Pitt and CMU share ideas at well-attended Mentoring Summit

The 2020 Mentoring and Advising Summit, co-hosted by Pitt and Carnegie Mellon University, drew 381 participants on March 5 on CMU’s campus. 

“Your role as advisors is not just critical to retention or directing a student’s curriculum, but in helping our students be more resilient. You help steer their path while still empowering them, and help them make the next best decision,” CMU Provost James H. Garrett Jr. told those gathered, according to @Pitt. “This summit also marks the beginning of what I hope will be a continuing collaboration between Carnegie Mellon and the University of Pittsburgh.”
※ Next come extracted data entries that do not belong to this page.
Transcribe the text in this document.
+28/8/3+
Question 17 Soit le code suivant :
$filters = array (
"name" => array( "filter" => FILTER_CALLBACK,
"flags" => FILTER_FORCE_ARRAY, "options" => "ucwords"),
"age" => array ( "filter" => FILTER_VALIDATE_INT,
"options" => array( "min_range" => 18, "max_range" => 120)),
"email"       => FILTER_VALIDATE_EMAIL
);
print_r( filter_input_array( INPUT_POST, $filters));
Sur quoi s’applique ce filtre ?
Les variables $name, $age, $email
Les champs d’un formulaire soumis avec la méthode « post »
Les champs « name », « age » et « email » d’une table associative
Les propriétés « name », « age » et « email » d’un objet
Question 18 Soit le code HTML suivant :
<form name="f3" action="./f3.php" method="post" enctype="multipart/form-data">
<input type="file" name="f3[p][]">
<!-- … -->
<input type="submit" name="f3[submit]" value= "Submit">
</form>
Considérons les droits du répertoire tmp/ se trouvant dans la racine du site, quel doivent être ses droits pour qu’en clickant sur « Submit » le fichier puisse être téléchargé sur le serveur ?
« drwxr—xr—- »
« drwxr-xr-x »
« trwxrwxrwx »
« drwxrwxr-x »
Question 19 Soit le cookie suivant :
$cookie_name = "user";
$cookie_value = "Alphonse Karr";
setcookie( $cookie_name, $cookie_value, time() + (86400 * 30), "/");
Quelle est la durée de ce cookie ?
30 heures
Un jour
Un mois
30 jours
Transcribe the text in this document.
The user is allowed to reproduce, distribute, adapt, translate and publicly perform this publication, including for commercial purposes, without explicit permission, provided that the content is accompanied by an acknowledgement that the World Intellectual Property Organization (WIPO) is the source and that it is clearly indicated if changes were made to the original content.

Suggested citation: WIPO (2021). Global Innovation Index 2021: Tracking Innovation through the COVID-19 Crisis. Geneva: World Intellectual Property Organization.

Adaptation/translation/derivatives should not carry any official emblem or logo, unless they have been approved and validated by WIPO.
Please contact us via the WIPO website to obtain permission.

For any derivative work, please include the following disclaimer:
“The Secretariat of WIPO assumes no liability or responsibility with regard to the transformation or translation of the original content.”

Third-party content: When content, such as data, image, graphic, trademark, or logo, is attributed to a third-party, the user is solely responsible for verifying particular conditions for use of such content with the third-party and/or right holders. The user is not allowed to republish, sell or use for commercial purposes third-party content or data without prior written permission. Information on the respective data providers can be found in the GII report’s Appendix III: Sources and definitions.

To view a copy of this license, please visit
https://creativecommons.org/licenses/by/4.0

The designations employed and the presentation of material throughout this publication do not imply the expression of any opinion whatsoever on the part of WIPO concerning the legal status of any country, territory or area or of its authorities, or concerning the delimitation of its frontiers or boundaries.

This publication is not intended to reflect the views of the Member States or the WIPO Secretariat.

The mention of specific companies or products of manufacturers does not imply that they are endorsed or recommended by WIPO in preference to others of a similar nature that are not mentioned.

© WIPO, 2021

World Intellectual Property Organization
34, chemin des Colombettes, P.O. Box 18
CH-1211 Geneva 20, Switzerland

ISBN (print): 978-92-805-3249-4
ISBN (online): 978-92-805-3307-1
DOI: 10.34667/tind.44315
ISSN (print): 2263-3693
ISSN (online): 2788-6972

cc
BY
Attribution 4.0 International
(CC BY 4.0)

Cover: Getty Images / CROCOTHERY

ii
Pitt Provost Ann E. Cudd called the partnership incredibly exciting. “I think we’ve realized that we have the potential to do even more, and certainly the size and participation has grown — this year is just a quantum leap,” she said. “This partnership is an outstanding way to achieve a common mission.”

“In almost simultaneous ways, we were looking at how we address affordability and access on our campuses,” said Julia Spears, assistant vice provost for academic innovation at Pitt. “In the course of that conversation, we recognized that there’s a lot of different ways that we can band together with the supports and the infrastructure that our campuses are trying to build systematically.”

The summit featured a keynote by author and social justice trainer Becky Martinez, whose book “Straddling Class in the Academy” features stories from students, administrators and faculty from poor and working-class backgrounds and their lessons for higher education policy. (Read takeaways from Martinez’s keynote in Pittwire.)

The daylong event featured concurrent and plenary sessions featuring a wide variety of presenters from both universities. (A full list of sessions and speakers can be found in the event guidebook.)